Ensuring that refugees and migrants are able to integrate into the school systems of their host countries is a major challenge, even in normal times. In many countries, there are all kinds of barriers to the integration of refugee and migrant children into the school system. In Lebanon, for example, the school system had to absorb 25% more students [as a result of refugee influx from Syria]. This is a huge challenge in terms of infrastructure, class sizes, and availability of teachers. Ensuring access is a very long-term task that is carried out in consultation with local authorities and has major budgetary implications. With the COVID-19 crisis, the problems are exponential. The fragility of solutions is further exacerbated. But our strategy is, and remains, "Learning cannot stop", so we have to consider every possibility.
What strategies have you put in place to deal with the crisis?

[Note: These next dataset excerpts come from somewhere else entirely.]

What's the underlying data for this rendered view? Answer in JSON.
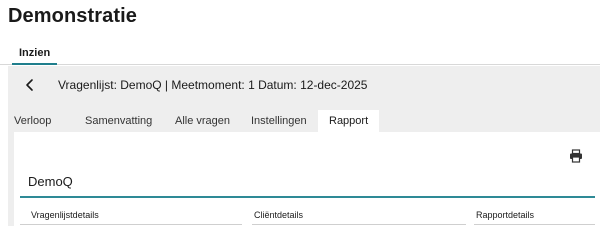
{
  "page": {
    "title": "Demonstratie"
  },
  "top_tabs": [
    {
      "label": "Inzien",
      "active": true
    }
  ],
  "header": {
    "back_icon": "chevron-left-icon",
    "text": "Vragenlijst: DemoQ | Meetmoment: 1 Datum: 12-dec-2025"
  },
  "tabs": [
    {
      "label": "Verloop",
      "active": false
    },
    {
      "label": "Samenvatting",
      "active": false
    },
    {
      "label": "Alle vragen",
      "active": false
    },
    {
      "label": "Instellingen",
      "active": false
    },
    {
      "label": "Rapport",
      "active": true
    }
  ],
  "report": {
    "print_icon": "printer-icon",
    "title": "DemoQ",
    "columns": [
      {
        "label": "Vragenlijstdetails"
      },
      {
        "label": "Cliëntdetails"
      },
      {
        "label": "Rapportdetails"
      }
    ]
  },
  "colors": {
    "accent": "#1f7e8c",
    "panel_bg": "#eeeeee"
  }
}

Globally, together with a range of partners around the world, we have set up a free Open Educational Resources (OER) platform in different languages. The crisis has also highlighted the importance of UNESCO’s Education Passport, on which we have been working for ten years, which aims to make it easier to recognize the diplomas and qualifications of young people who living as migrants or refugees. The UNESCO General Conference adopted a resolution calling on Member States to recognize this passport. For instance, a young Iraqi woman who arrived in Norway has recently been authorized to work as a physiotherapist without going through a cumbersome procedure to have her diploma recognized. The passport is also currently being tested in Zambia.

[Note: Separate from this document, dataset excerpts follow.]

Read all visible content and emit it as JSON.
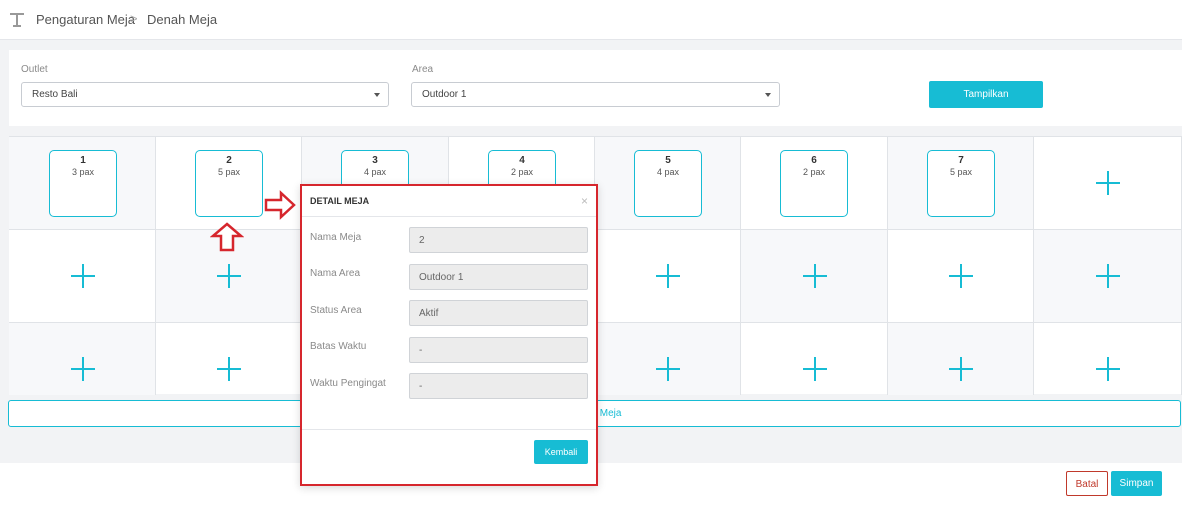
{
  "breadcrumb": {
    "icon": "desk-icon",
    "items": [
      "Pengaturan Meja",
      "Denah Meja"
    ],
    "separator": ">"
  },
  "filter": {
    "outlet": {
      "label": "Outlet",
      "value": "Resto Bali"
    },
    "area": {
      "label": "Area",
      "value": "Outdoor 1"
    },
    "show_button": "Tampilkan"
  },
  "tables": [
    {
      "number": "1",
      "pax": "3 pax"
    },
    {
      "number": "2",
      "pax": "5 pax"
    },
    {
      "number": "3",
      "pax": "4 pax"
    },
    {
      "number": "4",
      "pax": "2 pax"
    },
    {
      "number": "5",
      "pax": "4 pax"
    },
    {
      "number": "6",
      "pax": "2 pax"
    },
    {
      "number": "7",
      "pax": "5 pax"
    }
  ],
  "denah_button": "Denah Meja",
  "footer": {
    "cancel": "Batal",
    "save": "Simpan"
  },
  "modal": {
    "title": "DETAIL MEJA",
    "close": "×",
    "fields": [
      {
        "label": "Nama Meja",
        "value": "2"
      },
      {
        "label": "Nama Area",
        "value": "Outdoor 1"
      },
      {
        "label": "Status Area",
        "value": "Aktif"
      },
      {
        "label": "Batas Waktu",
        "value": "-"
      },
      {
        "label": "Waktu Pengingat",
        "value": "-"
      }
    ],
    "back_button": "Kembali"
  },
  "colors": {
    "accent": "#17bcd4",
    "annotation": "#d6262d",
    "danger": "#c0392b"
  }
}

What have we learnt from this crisis?
We're still learning, but all vulnerabilities are heightened. It is very important to build resilient education systems and organizations to cope with a crisis like this, as well as the ones that will most probably hit us in the coming years. The idea of reflecting on the future of education emerged in 2019 when this crisis was not yet on the horizon. On the one hand, an international commission of experts met to reflect, and on the other hand, we held bottom-up meetings for the general public. The crisis with its quasi-experimental situation provides a new way of thinking about education that will influence approaches worldwide. We are in the process of reinventing the future of education with strategies of e-learning, mobilizing people who are not traditionally in education systems. There was Learning to Be in the 1970s, there was Learning to Live Together in the 1990s, We should, in my opinion, move towards Learning to Learn. That's what the crisis is teaching us.

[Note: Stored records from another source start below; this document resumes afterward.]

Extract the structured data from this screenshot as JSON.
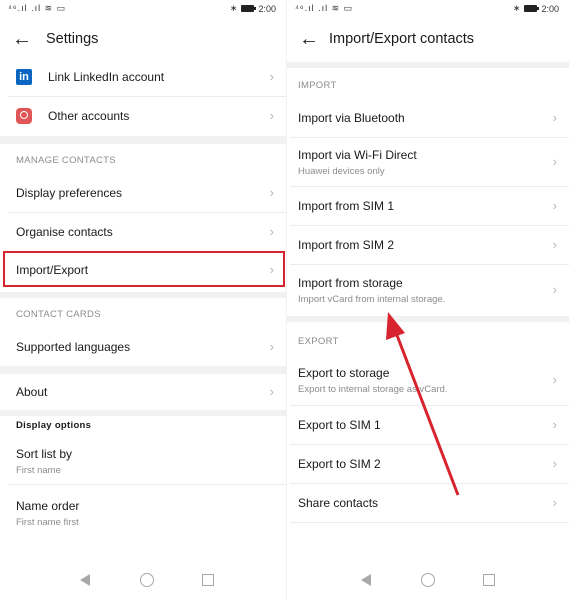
{
  "status_bar": {
    "signal": "⁴⁶.ıl .ıl ≋ ▭",
    "time": "2:00"
  },
  "settings": {
    "title": "Settings",
    "items_top": [
      {
        "label": "Link LinkedIn account",
        "icon": "linkedin-icon"
      },
      {
        "label": "Other accounts",
        "icon": "account-icon"
      }
    ],
    "manage_header": "MANAGE CONTACTS",
    "manage_items": [
      "Display preferences",
      "Organise contacts",
      "Import/Export"
    ],
    "cards_header": "CONTACT CARDS",
    "cards_items": [
      "Supported languages"
    ],
    "about": "About",
    "display_options_header": "Display options",
    "sort": {
      "label": "Sort list by",
      "value": "First name"
    },
    "name_order": {
      "label": "Name order",
      "value": "First name first"
    }
  },
  "import_export": {
    "title": "Import/Export contacts",
    "import_header": "IMPORT",
    "import_items": [
      {
        "label": "Import via Bluetooth",
        "sub": ""
      },
      {
        "label": "Import via Wi-Fi Direct",
        "sub": "Huawei devices only"
      },
      {
        "label": "Import from SIM 1",
        "sub": ""
      },
      {
        "label": "Import from SIM 2",
        "sub": ""
      },
      {
        "label": "Import from storage",
        "sub": "Import vCard from internal storage."
      }
    ],
    "export_header": "EXPORT",
    "export_items": [
      {
        "label": "Export to storage",
        "sub": "Export to internal storage as vCard."
      },
      {
        "label": "Export to SIM 1",
        "sub": ""
      },
      {
        "label": "Export to SIM 2",
        "sub": ""
      },
      {
        "label": "Share contacts",
        "sub": ""
      }
    ]
  },
  "colors": {
    "highlight": "#d8242f",
    "linkedin": "#0a66c2"
  }
}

With the relaxation of confinement measures will we face other new challenges? What about the possibilities of post-traumatic risks?
This is indeed a very important dimension, which is being analysed by UNESCO. One of our policy papers talks about the importance of emotional intelligence in trauma (Education as healing: Addressing the trauma of displacement through social and emotional learning). It proposes to integrate learning strategies such as art, sports and other non-cognitive approaches, which are particularly important in traumatic situations. This includes children in COVID-19 confinement, who will soon be released as well as children who have had to leave their country because of war or drought; and children in other vulnerable and migrant populations. These extra-curricular activities are often not part of formal learning strategies. UNESCO proposes a more systemic approach.
Vincent Defourny has worked for UNESCO over the past 25 years. He served as the Representative of UNESCO in Brazil from 2006 to 2011, and most recently as Director of the Division of Public Information, from 2015 to 2019. Before joining UNESCO in 1997, he worked in Uganda as a secondary school teacher, then taught in higher education in Belgium and France.